We also visited the Frosty Packing Plant where gala apples were being packed into supermarket bags and boxes. There is some serious technology behind sorting these apples including belts transporting apples in every direction, a machine that captures a picture of each individual apple from various angles for grading purposes,, waterslides for the apples to be washed, sprayers for a thin coat of wax on the outside of the apple, fans to dry the wax, a bagging machine for the apples that go into net bags, and boxes flying in on a clothesline-type contraption from above.

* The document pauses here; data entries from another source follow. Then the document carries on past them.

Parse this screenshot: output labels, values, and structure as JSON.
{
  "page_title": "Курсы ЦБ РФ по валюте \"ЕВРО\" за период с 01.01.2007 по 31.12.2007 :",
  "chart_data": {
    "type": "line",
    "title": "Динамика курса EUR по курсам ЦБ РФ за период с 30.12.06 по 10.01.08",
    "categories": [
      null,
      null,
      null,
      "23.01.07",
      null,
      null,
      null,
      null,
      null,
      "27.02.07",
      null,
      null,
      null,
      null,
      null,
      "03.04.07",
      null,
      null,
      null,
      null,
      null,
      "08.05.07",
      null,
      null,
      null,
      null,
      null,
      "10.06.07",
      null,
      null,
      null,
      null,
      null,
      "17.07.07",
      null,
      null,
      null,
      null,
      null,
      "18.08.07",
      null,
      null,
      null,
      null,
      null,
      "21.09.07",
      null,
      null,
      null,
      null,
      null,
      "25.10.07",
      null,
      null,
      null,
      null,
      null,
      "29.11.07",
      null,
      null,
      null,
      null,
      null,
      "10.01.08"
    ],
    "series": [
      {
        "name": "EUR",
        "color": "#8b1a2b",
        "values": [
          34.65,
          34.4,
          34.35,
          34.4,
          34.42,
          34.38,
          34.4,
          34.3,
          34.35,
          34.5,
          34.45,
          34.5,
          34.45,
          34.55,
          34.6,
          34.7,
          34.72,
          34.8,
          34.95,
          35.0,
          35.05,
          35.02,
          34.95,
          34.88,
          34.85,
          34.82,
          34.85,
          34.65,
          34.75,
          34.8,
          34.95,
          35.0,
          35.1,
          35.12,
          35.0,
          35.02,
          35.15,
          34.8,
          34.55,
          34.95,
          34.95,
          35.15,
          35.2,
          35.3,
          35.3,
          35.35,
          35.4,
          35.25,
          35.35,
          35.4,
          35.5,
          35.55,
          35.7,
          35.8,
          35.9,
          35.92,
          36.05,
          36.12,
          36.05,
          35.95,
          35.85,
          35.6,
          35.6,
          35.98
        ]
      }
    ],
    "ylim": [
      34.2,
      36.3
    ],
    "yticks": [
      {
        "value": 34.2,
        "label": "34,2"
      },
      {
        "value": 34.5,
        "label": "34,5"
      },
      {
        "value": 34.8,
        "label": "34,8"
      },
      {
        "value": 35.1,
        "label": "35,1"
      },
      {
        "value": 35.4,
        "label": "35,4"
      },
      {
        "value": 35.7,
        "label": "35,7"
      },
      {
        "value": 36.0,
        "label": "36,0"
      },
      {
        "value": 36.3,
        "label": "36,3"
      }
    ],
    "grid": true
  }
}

In the control room the grading of the apples happens in a complex computer system that looks like something out of a military defense system. There are six total grades in all for these gala apples: premium, one, two, three, juice and peeler. How can a computer system pick all this up? From the pictures taken, it can see color, weight, splits, sunburns, limb rub, bitter pit, etc.

At the end of the sorting process, the apples go down a conveyor belt to pass across a metal screen that’s like a chain link fence - only much nicer – that culls out the smaller fruits. You may be wondering what makes apples grade out and go to peeling, chopping, and juicing for Tree Top? Most frequently, it is something as simple as a sunburn changing the skin color, or a limb of the tree rubbing up against the apple and creating discoloration, Ernie explains. Sometimes size differences or misshapen curves can be the cause, which is where the fence-like screen comes into play.  

Ernie has seen “high cullage in the past few years with the high temperatures they’ve been having,” but this year not quite as much with about 12-15 percent that goes to cows, juice, or peeler. Most of the cullage goes to Tree Top for ingredients that, in addition to being made into juice and sauce, are purchased by 20 of the top 25 food manufacturers in the world for use in breakfast foods, dried fruit, dairy snacks and other items.

The whole process has been great for their more than 1,000 growers, which see Tree Top’s profits returned to them each year from their ugly but delicious apples and other fruit. While there may be other companies processing ugly produce into delicious food, Tree Top has been successfully helping their growers for over 50 years and isn’t afraid to talk about how delicious ugly produce can be. That is why I’m proud to work with them this Apple Month on our #LoveUglyApples campaign to raise awareness and fight for ugly apples!